It’s midnight…12:04 to be exact. One year ago today Mom died. So what have I learned this past year? I learned that a year is like a blink of an eye. I learned that no matter how old you are, you still miss your mom. And I learned that I am very skilled at typing and crying at the same time.
I started this blog I believe this past June. It was supposed to be a means of helping me get through my mom and Madeleine’s deaths. I thought too that maybe it might be useful to someone else that might be going through the same thing. I don’t know. It wouldn’t have made sense to me to not write something today of all days. I just don’t know what to write. I guess I’ll just start with how I’m feeling. Empty. Really really empty. And really really sad. I feel hollow inside right now but I can’t quit crying either. And sometimes I just feel foolish for having even started to write this blog. I don’t usually think about who’s reading it anymore. I worried about it when I first started to blog but now when I write it just feels like I’m journaling so it doesn’t feel like I’m writing to anybody really. But tonight I wonder if there was any real benefit to it. If more than not, do I sound like someone who is just feeling sorry for herself? I don’t mean to…but maybe that’s how it comes out…and if so…then rightfully I am embarrassed.

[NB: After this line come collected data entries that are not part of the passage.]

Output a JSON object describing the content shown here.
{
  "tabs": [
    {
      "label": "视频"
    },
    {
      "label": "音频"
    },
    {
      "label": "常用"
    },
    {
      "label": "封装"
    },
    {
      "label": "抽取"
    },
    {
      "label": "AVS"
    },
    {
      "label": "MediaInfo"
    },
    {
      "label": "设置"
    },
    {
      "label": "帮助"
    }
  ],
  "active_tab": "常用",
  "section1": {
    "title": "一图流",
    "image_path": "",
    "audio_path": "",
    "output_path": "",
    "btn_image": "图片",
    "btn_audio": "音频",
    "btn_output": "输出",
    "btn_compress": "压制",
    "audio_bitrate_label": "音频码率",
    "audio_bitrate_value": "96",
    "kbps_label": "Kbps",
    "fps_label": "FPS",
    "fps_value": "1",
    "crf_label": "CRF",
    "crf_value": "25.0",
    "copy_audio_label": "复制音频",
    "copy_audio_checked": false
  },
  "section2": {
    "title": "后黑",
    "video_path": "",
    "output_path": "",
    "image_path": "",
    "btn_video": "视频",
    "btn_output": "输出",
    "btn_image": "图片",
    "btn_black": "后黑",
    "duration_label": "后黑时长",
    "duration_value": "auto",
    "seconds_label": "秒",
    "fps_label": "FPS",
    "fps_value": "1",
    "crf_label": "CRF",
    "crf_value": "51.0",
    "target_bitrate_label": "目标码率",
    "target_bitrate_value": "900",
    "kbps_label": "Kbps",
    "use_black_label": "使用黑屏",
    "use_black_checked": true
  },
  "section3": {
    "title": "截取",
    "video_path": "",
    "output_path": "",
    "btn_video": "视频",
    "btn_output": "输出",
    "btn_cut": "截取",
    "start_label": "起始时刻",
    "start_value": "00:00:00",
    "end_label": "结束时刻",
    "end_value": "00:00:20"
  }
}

Last night I woke up from my sleep sobbing. I didn’t know why I was crying and fortunately I fell right back to sleep. But when I woke up this morning it was the first thing I thought in my mind…the reason I was crying. I had dreamed that my mom was in hospital and I was in a separate room talking to my moms doctor. I think it’s significant in the dream that the doctor was female, because none of the physicians my Mom had in the hospital while she was there were female and in my dream I remember taking note of that. But anyway…the doctor was explaining moms diagnosis to me and going into intricate detail about the disease process. She also wanted to stress to me that it was not hereditary. I just stood there listening to the doctor but what was going through my head was how I should have gotten Mom to a doctor months earlier. How I had failed her. That’s when I woke up crying.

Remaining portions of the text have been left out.